6. Subject/verb discrepancies
The subject-verb agreement is a fundamental grammar rule in English, and like all fundamentals, it is often broken to the point that one must even question if people even understand that it is fundamental. This agreement entails that a singular subject must take a singular verb, while a plural subject must correspond with a plural verb. Simple as that, although there are some sentences that might be confusing at first glance because they seemingly break the subject-verb agreement but then they don’t. More time spent in the English language should help people struggling with this kind of problem.
7. Using the tenses
Using the correct tense in sentences is a must because the tenses tell the reader when a certain event or happening occurred. Using the correct tense is important because a change in tenses or two can change the entire meaning of a given sentence. Luckily for everyone having trouble grasping the tenses, more exposure to the English language should give you more understanding on the usage of the right tense in the right situation.

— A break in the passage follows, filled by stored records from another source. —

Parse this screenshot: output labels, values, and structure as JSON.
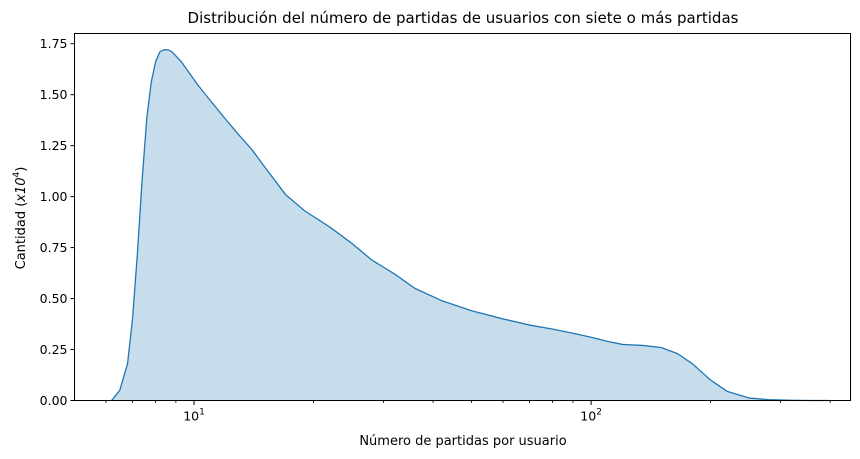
{
  "chart_data": {
    "type": "area",
    "title": "Distribución del número de partidas de usuarios con siete o más partidas",
    "xlabel": "Número de partidas por usuario",
    "ylabel": {
      "prefix": "Cantidad (",
      "base": "x10",
      "exponent": "4",
      "suffix": ")"
    },
    "xscale": "log",
    "xlim": [
      5.0,
      450
    ],
    "ylim": [
      0,
      1.8
    ],
    "grid": false,
    "yticks": [
      0.0,
      0.25,
      0.5,
      0.75,
      1.0,
      1.25,
      1.5,
      1.75
    ],
    "ytick_labels": [
      "0.00",
      "0.25",
      "0.50",
      "0.75",
      "1.00",
      "1.25",
      "1.50",
      "1.75"
    ],
    "xticks_major": [
      {
        "value": 10,
        "base": "10",
        "exponent": "1"
      },
      {
        "value": 100,
        "base": "10",
        "exponent": "2"
      }
    ],
    "xticks_minor": [
      6,
      7,
      8,
      9,
      20,
      30,
      40,
      50,
      60,
      70,
      80,
      90,
      200,
      300,
      400
    ],
    "series": [
      {
        "color": "#1f77b4",
        "fill_color": "#1f77b4",
        "fill_opacity": 0.25,
        "x": [
          6.2,
          6.5,
          6.8,
          7.0,
          7.2,
          7.4,
          7.6,
          7.8,
          8.0,
          8.2,
          8.4,
          8.6,
          8.8,
          9.0,
          9.3,
          9.7,
          10.2,
          11,
          12,
          13,
          14,
          15,
          17,
          19,
          22,
          25,
          28,
          32,
          36,
          42,
          50,
          60,
          70,
          80,
          90,
          100,
          110,
          120,
          135,
          150,
          165,
          180,
          200,
          220,
          250,
          280,
          320,
          360,
          400
        ],
        "y": [
          0.0,
          0.05,
          0.18,
          0.4,
          0.72,
          1.08,
          1.38,
          1.56,
          1.66,
          1.71,
          1.72,
          1.72,
          1.71,
          1.69,
          1.66,
          1.61,
          1.55,
          1.47,
          1.38,
          1.3,
          1.23,
          1.15,
          1.01,
          0.93,
          0.85,
          0.77,
          0.69,
          0.62,
          0.55,
          0.49,
          0.44,
          0.4,
          0.37,
          0.35,
          0.33,
          0.31,
          0.29,
          0.275,
          0.27,
          0.26,
          0.23,
          0.18,
          0.1,
          0.045,
          0.012,
          0.004,
          0.001,
          0.0,
          0.0
        ]
      }
    ]
  }
}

8. Capitalization and proper nouns
Always remember to capitalize proper nouns and the first word’s first letter in a sentence. Keep an eye out for these, and do keep in mind that some words may sound like proper nouns but are actually not and should not be capitalized, and then vice versa. Also, when doing medical transcription, remember that the common convention is not all medical terms are supposed to be capitalized – often, only trademarked drug names and such are capitalized.
The above-given grammar mistakes are some of the most common that transcriptionists do make, but that is not to say that they are the only mistakes that are made. Considering the number of transcriptionists worldwide, it might be fair to say that transcriptionists the world over have already broken practically all of the rules of all the languages of the world, and then some. Don’t be one of these transcriptionists, and start practicing your English (or whatever language you’re transcribing in).
Do keep in mind that it also depends on the client’s request on whether or not to correct grammar mistakes and the like. If facing a full-on verbatim request — that is, to transcribe anything straight up and without any kind of grammar editing — just type in whatever everyone says and you should be fine. If the request was to clean up the file, then do some editing. The key here is to edit but not change too much so that the end result loses the tone that the original had. There is no hard and fast way to how people do this, but practice should make it easier for you to grasp how to do it in your own way and be a skillful transcriptionist soon after.